12-13 January 2014
On Thursday at school Enzo threw up a little, very neatly, we’re told, into his cupped hands. The barf ended up in the trash. He got cleaned up and said he felt fine and he wanted to stay at school, so Mr. Larson didn’t call us to pick him up. After school Enzo said, “You know what would smooth me out and make me feel better? Ice cream. It would freeze the barf bits and cure my metabolism.”
Last weekend before the game, Teresa cut her toenails and fingernails for good luck and the Niners beat the Packers. Now it’s game day again, and her nails are too short to cut, so instead she shaved her legs for the first time since summer.

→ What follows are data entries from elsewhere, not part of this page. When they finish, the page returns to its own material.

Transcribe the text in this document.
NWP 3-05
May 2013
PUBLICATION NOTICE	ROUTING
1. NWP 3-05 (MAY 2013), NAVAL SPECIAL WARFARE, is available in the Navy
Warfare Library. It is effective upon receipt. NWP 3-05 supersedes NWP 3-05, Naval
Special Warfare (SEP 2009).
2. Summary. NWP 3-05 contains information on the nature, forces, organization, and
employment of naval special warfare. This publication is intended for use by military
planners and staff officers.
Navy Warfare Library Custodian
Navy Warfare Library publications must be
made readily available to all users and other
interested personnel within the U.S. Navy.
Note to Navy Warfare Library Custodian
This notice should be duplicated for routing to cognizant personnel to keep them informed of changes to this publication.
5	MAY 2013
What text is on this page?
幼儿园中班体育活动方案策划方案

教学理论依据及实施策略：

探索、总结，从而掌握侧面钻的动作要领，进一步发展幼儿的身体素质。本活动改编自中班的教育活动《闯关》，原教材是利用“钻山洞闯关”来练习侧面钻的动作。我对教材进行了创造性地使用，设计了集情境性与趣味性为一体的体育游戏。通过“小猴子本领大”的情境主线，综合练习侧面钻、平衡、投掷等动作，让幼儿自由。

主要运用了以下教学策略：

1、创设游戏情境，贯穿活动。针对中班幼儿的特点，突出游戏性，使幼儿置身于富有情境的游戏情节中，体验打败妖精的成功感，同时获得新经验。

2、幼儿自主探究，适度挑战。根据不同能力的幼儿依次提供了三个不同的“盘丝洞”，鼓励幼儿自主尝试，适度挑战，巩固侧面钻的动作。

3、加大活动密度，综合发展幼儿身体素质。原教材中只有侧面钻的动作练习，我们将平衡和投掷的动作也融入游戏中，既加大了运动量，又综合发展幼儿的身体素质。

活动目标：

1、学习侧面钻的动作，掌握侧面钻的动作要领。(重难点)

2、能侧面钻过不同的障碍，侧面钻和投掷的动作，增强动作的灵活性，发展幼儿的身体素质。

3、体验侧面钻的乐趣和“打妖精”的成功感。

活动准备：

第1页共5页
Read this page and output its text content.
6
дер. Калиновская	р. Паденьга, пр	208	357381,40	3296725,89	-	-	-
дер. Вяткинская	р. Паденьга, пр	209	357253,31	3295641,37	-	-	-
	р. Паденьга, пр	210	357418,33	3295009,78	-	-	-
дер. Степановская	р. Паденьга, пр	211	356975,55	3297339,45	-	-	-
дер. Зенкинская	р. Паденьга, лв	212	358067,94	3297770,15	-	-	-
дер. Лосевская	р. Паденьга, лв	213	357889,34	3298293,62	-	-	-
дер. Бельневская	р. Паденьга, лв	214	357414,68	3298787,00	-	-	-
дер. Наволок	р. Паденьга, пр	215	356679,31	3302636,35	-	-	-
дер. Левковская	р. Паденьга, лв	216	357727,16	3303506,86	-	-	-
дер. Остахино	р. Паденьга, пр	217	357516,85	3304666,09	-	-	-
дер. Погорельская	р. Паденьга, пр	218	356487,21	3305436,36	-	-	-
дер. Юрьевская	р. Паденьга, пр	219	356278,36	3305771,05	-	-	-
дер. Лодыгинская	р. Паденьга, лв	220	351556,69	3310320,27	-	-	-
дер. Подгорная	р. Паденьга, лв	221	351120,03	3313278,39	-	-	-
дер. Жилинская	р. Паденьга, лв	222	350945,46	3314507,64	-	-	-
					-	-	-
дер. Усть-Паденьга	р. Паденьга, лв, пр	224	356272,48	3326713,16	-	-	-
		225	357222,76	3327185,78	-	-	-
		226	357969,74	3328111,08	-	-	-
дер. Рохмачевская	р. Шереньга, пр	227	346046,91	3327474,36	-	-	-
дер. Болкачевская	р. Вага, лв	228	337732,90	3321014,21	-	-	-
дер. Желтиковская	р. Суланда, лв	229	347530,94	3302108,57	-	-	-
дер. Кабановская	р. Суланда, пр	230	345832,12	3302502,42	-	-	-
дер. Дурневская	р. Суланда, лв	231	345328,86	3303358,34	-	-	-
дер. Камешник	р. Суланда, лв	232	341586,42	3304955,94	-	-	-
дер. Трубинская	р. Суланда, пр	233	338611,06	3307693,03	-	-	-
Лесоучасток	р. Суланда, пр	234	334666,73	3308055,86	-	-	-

And if the Niners make it to the Superbowl, she said she’s going to have to get a Brazilian. She’s not exactly superstitious. She just has a good feeling about days of personal hygiene.
Today as the game began, Enzo announced, “Rooting doesn’t actually work. I want the 49ers to win. But I want the science to be right. It defies all logic.” Teresa said something to the effect of: Fine. I’ll root. You just sit there.
I’m at a cafe now, and they’re home watching the game. And I will bet you he is rooting.
(Next morning) I was thinking about Enzo and his stand on rooting. We need to explain that rooting is just hoping. And encouraging one another. Hope—that very unscientific thing that real scientists couldn’t go forward without.
Yesterday after I finished writing in the cafe, I was unlocking my bike, and I noticed a sports bar next door. I leaned in and asked the score. Someone yelled out an answer. And it seemed like there was a lot more joy in there than there had been in the cafe full of laptops. And a lot more life.
And speaking of hope, this morning Enzo woke up before six and said, “I can’t go to school today. I barfed.” On Thursday. Today is Monday. “Plus I’m hot.” Then he went back to sleep.